O motor do conflito: uma programação emocional sem soluções fáceis 🧩
Miyazaki constrói o conflito como um sistema complexo onde cada facção age de acordo com sua própria lógica interna. Os humanos derrubam a floresta para sobreviver; os animais defendem seu lar com violência. Não há um botão de reinício nem uma solução técnica que resolva tudo. O roteiro evita o maniqueísmo e obriga o espectador a sustentar a tensão sem respostas confortáveis, exatamente como nos problemas ambientais reais.
O que acontece quando você tenta mediar entre um javali gigante e uma fundição ⚔️
Ashitaka tenta atuar como diplomata entre a floresta e a forja, mas acaba com uma maldição no braço e zero acordos de paz.
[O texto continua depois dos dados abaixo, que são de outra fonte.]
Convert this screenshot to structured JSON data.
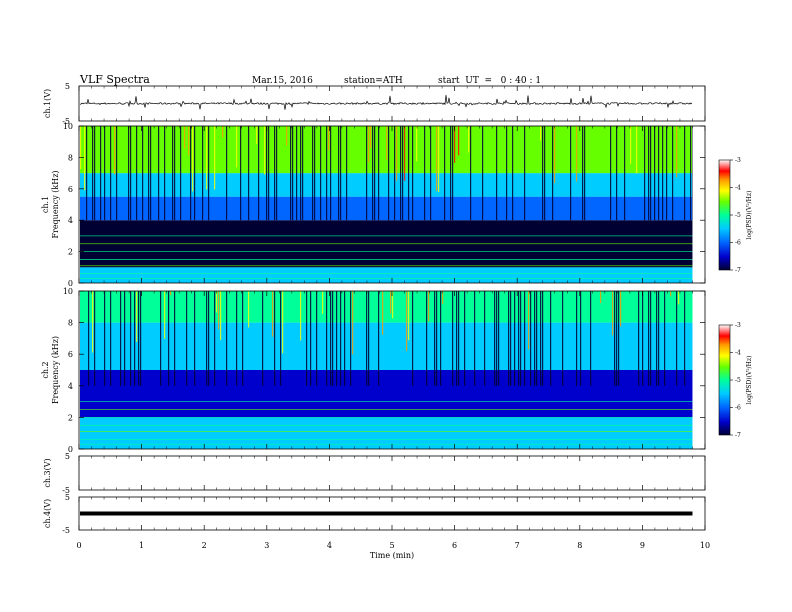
{
  "header": {
    "title": "VLF Spectra",
    "date": "Mar.15, 2016",
    "station": "station=ATH",
    "start": "start  UT  =   0 : 40 : 1"
  },
  "chart_data": [
    {
      "type": "line",
      "panel": "ch1-waveform",
      "ylabel": "ch.1(V)",
      "ylim": [
        -5,
        5
      ],
      "y_ticks": [
        "5",
        "-5"
      ],
      "series": [
        {
          "values_summary": {
            "baseline": 0.0,
            "typical_amplitude": 0.5,
            "max_spike": 2.0
          }
        }
      ]
    },
    {
      "type": "heatmap",
      "panel": "ch1-spectrogram",
      "ylabel": "Frequency (kHz)",
      "ylabel_channel": "ch.1",
      "ylim": [
        0,
        10
      ],
      "y_ticks": [
        "0",
        "2",
        "4",
        "6",
        "8",
        "10"
      ],
      "colorbar": {
        "label": "log(PSD)(V²/Hz)",
        "range": [
          -7,
          -3
        ],
        "ticks": [
          "-3",
          "-4",
          "-5",
          "-6",
          "-7"
        ]
      },
      "bands_khz": [
        {
          "from": 0,
          "to": 1,
          "level": -5.3
        },
        {
          "from": 1,
          "to": 4,
          "level": -6.6
        },
        {
          "from": 4,
          "to": 5.5,
          "level": -6.1
        },
        {
          "from": 5.5,
          "to": 7,
          "level": -5.4
        },
        {
          "from": 7,
          "to": 10,
          "level": -4.6
        }
      ]
    },
    {
      "type": "heatmap",
      "panel": "ch2-spectrogram",
      "ylabel": "Frequency (kHz)",
      "ylabel_channel": "ch.2",
      "ylim": [
        0,
        10
      ],
      "y_ticks": [
        "0",
        "2",
        "4",
        "6",
        "8",
        "10"
      ],
      "colorbar": {
        "label": "log(PSD)(V²/Hz)",
        "range": [
          -7,
          -3
        ],
        "ticks": [
          "-3",
          "-4",
          "-5",
          "-6",
          "-7"
        ]
      },
      "bands_khz": [
        {
          "from": 0,
          "to": 2,
          "level": -5.6
        },
        {
          "from": 2,
          "to": 5,
          "level": -6.4
        },
        {
          "from": 5,
          "to": 8,
          "level": -5.4
        },
        {
          "from": 8,
          "to": 10,
          "level": -5.1
        }
      ]
    },
    {
      "type": "line",
      "panel": "ch3-waveform",
      "ylabel": "ch.3(V)",
      "ylim": [
        -5,
        5
      ],
      "y_ticks": [
        "5",
        "-5"
      ],
      "series": [
        {
          "values_summary": {
            "baseline": null
          }
        }
      ]
    },
    {
      "type": "line",
      "panel": "ch4-waveform",
      "ylabel": "ch.4(V)",
      "ylim": [
        -5,
        5
      ],
      "y_ticks": [
        "5",
        "-5"
      ],
      "series": [
        {
          "values_summary": {
            "baseline": 0.0
          }
        }
      ]
    }
  ],
  "x_axis": {
    "label": "Time  (min)",
    "xlim": [
      0,
      10
    ],
    "ticks": [
      "0",
      "1",
      "2",
      "3",
      "4",
      "5",
      "6",
      "7",
      "8",
      "9",
      "10"
    ],
    "data_end": 9.8
  },
  "colors": {
    "palette": [
      "#000033",
      "#0000cc",
      "#0066ff",
      "#00ccff",
      "#00ff99",
      "#66ff00",
      "#ffff00",
      "#ff9900",
      "#ff0000",
      "#ffffff"
    ]
  }
}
Se isso fosse um fórum de desenvolvimento, diríamos que o código-fonte do conflito é tão mal projetado que nem um patch de emergência o conserta. No final, a floresta cresce novamente, mas ninguém assina um tratado. Assim funciona a vida real: às vezes não há vencedores, apenas árvores que voltam a brotar enquanto os humanos continuam discutindo.